How the Vaccine Works Against Influenza A
The flu vaccine teaches your immune system to recognize two key proteins on the surface of influenza A: hemagglutinin and neuraminidase. Hemagglutinin is what the virus uses to latch onto and enter your cells. Neuraminidase helps newly made virus particles break free from infected cells to spread further. Antibodies targeting hemagglutinin block the virus from getting in, while antibodies against neuraminidase limit its ability to spread once inside your body.

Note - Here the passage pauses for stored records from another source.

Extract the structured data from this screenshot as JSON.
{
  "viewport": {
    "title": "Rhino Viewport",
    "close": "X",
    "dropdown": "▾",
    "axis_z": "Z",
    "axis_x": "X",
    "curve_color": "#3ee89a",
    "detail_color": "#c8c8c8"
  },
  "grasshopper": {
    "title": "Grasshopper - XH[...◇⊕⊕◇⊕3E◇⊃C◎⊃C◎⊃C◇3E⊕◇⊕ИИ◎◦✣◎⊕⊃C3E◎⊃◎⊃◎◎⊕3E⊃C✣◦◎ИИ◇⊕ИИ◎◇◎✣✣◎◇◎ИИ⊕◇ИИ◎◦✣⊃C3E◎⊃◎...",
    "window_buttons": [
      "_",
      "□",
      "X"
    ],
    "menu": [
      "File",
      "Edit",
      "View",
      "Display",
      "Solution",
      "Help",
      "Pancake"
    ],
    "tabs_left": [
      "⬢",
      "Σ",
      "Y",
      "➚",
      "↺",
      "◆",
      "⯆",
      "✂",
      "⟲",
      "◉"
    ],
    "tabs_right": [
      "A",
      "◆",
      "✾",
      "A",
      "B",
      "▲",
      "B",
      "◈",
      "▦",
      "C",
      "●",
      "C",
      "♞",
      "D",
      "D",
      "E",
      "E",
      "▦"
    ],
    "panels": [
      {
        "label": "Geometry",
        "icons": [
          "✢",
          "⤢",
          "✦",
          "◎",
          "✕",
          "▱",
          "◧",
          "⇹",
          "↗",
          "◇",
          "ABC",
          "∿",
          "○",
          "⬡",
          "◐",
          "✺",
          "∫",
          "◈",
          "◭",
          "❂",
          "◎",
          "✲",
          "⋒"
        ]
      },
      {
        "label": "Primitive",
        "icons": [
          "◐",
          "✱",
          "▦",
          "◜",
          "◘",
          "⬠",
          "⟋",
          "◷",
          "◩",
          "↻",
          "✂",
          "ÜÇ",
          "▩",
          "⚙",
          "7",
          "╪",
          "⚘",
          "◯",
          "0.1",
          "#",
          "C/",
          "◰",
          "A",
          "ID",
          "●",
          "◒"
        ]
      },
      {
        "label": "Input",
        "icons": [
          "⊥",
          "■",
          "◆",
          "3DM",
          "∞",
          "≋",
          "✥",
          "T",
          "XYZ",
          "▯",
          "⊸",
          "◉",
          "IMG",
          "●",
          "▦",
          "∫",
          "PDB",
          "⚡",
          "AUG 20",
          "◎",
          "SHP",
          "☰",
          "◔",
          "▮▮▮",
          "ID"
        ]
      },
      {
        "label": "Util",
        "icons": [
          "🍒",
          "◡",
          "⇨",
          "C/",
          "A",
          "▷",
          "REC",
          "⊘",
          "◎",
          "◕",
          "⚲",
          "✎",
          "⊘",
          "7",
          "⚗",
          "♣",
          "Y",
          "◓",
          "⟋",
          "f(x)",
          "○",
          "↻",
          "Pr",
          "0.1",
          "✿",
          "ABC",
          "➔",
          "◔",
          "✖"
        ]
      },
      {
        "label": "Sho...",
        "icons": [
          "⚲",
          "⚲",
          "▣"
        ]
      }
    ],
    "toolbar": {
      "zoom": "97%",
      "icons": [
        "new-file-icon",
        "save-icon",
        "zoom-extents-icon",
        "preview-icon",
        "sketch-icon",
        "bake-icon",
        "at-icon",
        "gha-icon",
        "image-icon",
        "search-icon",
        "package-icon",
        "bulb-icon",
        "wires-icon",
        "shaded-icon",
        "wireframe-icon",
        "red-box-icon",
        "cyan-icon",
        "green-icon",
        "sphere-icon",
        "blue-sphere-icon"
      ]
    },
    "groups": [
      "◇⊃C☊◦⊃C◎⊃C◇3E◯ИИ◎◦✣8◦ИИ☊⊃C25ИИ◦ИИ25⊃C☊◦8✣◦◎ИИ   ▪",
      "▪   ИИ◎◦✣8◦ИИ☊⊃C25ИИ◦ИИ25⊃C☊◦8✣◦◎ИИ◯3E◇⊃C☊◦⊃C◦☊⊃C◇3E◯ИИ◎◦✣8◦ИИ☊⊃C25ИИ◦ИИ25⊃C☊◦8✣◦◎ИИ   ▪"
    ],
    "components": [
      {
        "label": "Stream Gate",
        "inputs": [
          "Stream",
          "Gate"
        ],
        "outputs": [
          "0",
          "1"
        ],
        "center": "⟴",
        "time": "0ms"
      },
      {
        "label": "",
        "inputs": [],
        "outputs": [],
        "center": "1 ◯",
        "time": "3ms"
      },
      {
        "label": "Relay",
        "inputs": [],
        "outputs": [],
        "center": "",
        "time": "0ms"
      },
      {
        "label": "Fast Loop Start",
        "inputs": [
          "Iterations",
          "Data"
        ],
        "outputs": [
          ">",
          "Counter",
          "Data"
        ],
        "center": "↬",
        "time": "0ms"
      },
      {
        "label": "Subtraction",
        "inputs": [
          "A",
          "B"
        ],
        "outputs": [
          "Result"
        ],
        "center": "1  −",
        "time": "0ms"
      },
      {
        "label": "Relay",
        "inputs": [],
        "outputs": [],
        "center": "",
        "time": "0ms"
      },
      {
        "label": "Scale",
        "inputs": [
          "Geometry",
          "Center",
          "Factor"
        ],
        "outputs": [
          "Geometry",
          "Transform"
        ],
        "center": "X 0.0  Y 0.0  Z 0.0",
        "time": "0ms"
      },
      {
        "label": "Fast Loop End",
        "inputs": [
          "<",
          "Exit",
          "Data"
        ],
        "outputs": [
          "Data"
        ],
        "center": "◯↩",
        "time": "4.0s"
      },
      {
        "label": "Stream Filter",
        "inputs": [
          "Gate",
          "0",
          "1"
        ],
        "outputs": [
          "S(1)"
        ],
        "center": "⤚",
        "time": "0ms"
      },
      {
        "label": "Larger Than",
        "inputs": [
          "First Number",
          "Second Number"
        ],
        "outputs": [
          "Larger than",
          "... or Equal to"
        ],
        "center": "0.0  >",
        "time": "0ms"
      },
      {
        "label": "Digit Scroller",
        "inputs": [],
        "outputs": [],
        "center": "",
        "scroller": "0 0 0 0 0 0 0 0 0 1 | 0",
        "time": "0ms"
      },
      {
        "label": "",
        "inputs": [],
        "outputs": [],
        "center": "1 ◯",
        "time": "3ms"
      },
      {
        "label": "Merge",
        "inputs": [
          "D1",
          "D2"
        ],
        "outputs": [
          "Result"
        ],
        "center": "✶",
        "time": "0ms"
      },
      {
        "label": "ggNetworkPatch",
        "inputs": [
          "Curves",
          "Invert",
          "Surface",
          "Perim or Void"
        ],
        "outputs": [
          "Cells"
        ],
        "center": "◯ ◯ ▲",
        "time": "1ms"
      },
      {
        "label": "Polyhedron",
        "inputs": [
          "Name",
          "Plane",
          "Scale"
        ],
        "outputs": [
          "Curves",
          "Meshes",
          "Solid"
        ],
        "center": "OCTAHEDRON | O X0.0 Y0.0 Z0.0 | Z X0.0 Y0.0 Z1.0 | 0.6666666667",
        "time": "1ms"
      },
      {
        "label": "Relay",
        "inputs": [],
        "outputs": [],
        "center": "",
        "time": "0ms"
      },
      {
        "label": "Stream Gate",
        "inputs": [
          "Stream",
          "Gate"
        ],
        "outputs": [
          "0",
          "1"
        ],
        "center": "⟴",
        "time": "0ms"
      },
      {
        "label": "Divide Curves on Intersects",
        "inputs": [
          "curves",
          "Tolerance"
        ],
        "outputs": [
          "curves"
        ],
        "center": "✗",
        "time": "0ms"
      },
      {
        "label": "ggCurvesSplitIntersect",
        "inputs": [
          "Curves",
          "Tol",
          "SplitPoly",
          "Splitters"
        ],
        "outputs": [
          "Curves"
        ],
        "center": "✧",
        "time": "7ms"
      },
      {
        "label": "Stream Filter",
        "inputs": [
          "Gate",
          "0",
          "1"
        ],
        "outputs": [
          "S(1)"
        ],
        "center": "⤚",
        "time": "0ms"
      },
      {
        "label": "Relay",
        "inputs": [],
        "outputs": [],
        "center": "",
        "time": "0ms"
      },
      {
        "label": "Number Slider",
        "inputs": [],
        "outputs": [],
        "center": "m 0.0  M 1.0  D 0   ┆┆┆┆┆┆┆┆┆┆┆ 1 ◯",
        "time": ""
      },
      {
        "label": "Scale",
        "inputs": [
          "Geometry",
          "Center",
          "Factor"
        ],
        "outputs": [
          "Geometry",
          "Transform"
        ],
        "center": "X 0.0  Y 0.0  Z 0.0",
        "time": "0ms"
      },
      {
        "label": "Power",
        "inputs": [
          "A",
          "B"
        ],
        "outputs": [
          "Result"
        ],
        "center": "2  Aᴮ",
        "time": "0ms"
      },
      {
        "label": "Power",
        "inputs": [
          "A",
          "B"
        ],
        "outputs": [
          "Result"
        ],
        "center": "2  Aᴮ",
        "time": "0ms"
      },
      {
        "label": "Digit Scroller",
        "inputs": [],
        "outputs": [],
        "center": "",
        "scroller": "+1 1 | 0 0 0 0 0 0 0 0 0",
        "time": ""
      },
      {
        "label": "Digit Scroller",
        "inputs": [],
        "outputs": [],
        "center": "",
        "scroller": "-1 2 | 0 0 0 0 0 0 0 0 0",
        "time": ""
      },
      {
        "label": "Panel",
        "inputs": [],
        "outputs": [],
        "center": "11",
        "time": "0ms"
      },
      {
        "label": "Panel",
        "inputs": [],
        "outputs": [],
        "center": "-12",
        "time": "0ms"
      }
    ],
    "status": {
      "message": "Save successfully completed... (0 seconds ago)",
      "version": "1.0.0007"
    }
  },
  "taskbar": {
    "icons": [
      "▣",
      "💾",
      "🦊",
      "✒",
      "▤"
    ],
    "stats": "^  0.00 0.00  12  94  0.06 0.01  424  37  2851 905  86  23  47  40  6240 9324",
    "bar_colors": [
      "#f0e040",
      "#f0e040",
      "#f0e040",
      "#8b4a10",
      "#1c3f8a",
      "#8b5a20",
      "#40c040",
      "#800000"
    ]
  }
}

It takes about two weeks after vaccination for your body to build enough of these antibodies to provide meaningful protection. If you’re exposed to the flu during that window, you can still get sick. This is one reason health officials recommend getting vaccinated before flu season picks up rather than waiting until cases are surging.
Protection Against Hospitalization and Severe Illness
Even when the vaccine’s ability to prevent any flu illness looks modest, its impact on serious outcomes is meaningful. A meta-analysis of randomized clinical trials found that flu vaccination reduces the odds of hospitalization by 29% and all-cause mortality by 18%.
For adults 65 and older, who face the highest risk of severe influenza A complications, high-dose vaccines offer an additional edge. In a double-blind trial, the high-dose vaccine was 24% more effective than the standard dose at preventing lab-confirmed influenza in older adults. More strikingly, it reduced influenza-related hospitalizations by nearly 44% compared to the standard-dose vaccine. Hospitalization rates were roughly half: 0.06% in the high-dose group versus 0.11% in the standard-dose group.
Why Annual Vaccination Still Matters
Your immune protection from last year’s flu shot fades over time, and the circulating viruses are likely different from what last year’s vaccine targeted. Both of these factors make annual vaccination necessary. Even in seasons when effectiveness against influenza A hovers in the 30-40% range, that still means roughly one in three flu infections is prevented among vaccinated people. For a virus that hospitalizes hundreds of thousands each year in the U.S. alone, that translates to a substantial reduction in suffering at the population level.
The vaccine also provides a buffer if you do get infected. Vaccinated people who still catch the flu tend to have shorter, milder illnesses and are less likely to develop complications like pneumonia. This partial protection is especially valuable for people with chronic health conditions, young children, pregnant individuals, and older adults.